Pattern Baldness

In male and female pattern baldness, the hairs become weak and rooted progressively and effortlessly fall out.
The most common causes to male and female pattern baldness are hereditary-rooted.

A history of pattern baldness in the family increases your risk. Genes also affect the age at which we begin to lose hair, pattern and degree of baldness.

Male Pattern Baldness

Male pattern baldness is a sex-linked characteristic that is inherited from mother to child. A man is more likely to predict hair loss by observing his mother’s father and mother’s side of family.

It is marked by a pattern of receding hairline and hair thinning on the crown due to fluctuating hormones or genetic predisposition.

Female Pattern Baldness

Although not as recognizable as male pattern baldness, female pattern baldness may occur in a form of diffuse thinning over the top of the scalp.

Female pattern baldness may commonly begin at any age through 50 or later regardless of any obvious hereditary association.
In female pattern baldness, hair things mainly on the top and crown of the scalp. It usually starts with a widening through the center hair part. The front hairline remains. Unlike male pattern baldness, hair loss in women, rarely develops to total or near total baldness.

Symptoms of Pattern Baldness

Male hair loss pattern baldness usually carries a characteristic pattern, which starts at the hairline. The hairline gradually recedes and forms an “M” shape. The hair becomes shorter and thinner at the crown and creates a horseshoe pattern. This may eventually result in partial or complete baldness.

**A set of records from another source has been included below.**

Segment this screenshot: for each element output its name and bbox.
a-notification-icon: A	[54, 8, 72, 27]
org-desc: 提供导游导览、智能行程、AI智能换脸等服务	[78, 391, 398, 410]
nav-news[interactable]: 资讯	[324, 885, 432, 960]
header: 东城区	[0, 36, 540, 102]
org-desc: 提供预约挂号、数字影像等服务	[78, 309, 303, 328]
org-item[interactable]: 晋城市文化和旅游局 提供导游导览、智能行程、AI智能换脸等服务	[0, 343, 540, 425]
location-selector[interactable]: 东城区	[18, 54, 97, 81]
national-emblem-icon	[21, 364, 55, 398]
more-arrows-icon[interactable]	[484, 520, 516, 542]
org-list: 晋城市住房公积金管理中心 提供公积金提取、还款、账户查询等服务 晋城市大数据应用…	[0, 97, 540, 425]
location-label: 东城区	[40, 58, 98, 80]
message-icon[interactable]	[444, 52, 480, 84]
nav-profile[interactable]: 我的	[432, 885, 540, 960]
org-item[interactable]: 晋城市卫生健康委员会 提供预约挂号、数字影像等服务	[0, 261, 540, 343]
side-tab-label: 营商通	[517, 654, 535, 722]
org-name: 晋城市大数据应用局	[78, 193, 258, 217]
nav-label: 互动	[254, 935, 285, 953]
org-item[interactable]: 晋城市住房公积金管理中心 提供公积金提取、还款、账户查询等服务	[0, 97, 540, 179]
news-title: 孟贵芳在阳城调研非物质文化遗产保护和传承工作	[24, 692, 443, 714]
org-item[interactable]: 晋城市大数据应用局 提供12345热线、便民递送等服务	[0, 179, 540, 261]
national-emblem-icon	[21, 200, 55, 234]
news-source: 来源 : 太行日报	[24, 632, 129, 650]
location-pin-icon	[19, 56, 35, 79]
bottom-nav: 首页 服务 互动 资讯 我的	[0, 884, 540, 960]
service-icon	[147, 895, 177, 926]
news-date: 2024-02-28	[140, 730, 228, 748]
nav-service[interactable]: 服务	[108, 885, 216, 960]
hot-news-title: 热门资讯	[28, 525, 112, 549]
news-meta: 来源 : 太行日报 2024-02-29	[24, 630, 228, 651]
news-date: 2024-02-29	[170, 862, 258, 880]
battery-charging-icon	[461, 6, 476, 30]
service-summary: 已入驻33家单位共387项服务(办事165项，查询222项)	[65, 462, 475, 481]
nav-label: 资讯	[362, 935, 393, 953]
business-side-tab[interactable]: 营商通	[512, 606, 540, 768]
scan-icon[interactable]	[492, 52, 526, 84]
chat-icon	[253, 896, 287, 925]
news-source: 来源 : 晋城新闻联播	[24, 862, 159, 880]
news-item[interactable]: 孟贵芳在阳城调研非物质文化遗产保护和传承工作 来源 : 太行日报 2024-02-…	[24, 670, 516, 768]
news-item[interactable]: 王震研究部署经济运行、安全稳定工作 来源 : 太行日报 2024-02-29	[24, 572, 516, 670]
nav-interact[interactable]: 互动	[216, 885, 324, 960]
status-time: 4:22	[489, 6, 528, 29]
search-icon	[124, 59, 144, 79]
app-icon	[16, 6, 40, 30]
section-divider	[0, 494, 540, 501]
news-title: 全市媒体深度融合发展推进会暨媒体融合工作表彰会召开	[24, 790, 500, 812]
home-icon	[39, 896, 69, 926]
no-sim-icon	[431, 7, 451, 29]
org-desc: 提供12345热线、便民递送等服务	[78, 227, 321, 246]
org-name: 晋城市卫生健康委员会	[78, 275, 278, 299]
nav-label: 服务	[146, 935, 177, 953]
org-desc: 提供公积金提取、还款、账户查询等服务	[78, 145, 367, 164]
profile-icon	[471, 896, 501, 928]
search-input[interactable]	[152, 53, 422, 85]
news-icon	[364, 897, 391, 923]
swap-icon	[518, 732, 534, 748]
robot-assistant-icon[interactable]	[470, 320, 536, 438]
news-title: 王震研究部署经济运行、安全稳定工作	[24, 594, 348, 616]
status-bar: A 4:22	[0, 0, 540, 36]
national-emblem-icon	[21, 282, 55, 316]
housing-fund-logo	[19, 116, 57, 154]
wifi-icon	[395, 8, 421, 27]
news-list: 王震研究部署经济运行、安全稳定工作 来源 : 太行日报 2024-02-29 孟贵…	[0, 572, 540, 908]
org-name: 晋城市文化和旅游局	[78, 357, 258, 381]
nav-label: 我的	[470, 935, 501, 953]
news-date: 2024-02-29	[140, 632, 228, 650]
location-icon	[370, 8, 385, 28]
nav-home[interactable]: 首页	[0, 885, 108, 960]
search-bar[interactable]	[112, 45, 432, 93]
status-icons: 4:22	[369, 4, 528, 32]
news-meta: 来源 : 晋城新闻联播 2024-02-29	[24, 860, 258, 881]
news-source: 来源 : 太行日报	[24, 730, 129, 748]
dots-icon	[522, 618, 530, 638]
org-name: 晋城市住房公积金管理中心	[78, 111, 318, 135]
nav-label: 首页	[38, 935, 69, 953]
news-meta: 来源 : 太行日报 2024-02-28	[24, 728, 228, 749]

Diagnosing Pattern Baldness

Turkey hair transplant surgeons can detect male pattern baldness by examining the appearance and pattern of the hair loss, along with a detailed medical history.

Dermatologists and hair restoration experts can diagnose male pattern baldness by asking questions about the prevalence of hair loss in the family.

Dermatology specialist should examine the scalp under magnification using a device called a densitometer to evaluate the degree of miniaturization of the hair follicles.

This medical evaluation is crucial for recommending the proper course of treatment.
Female pattern baldness is usually diagnosed based on the appearance and pattern of hair loss, medical history and ruling out other causes of hair loss.

The doctor may check for other signs of too much male hormone (androgen), such as abnormal new hair growth, hair on face or between the belly button and public area.
A skin biopsy or other procedures, blood tests may be administered to diagnose skin disorders that incite hair loss.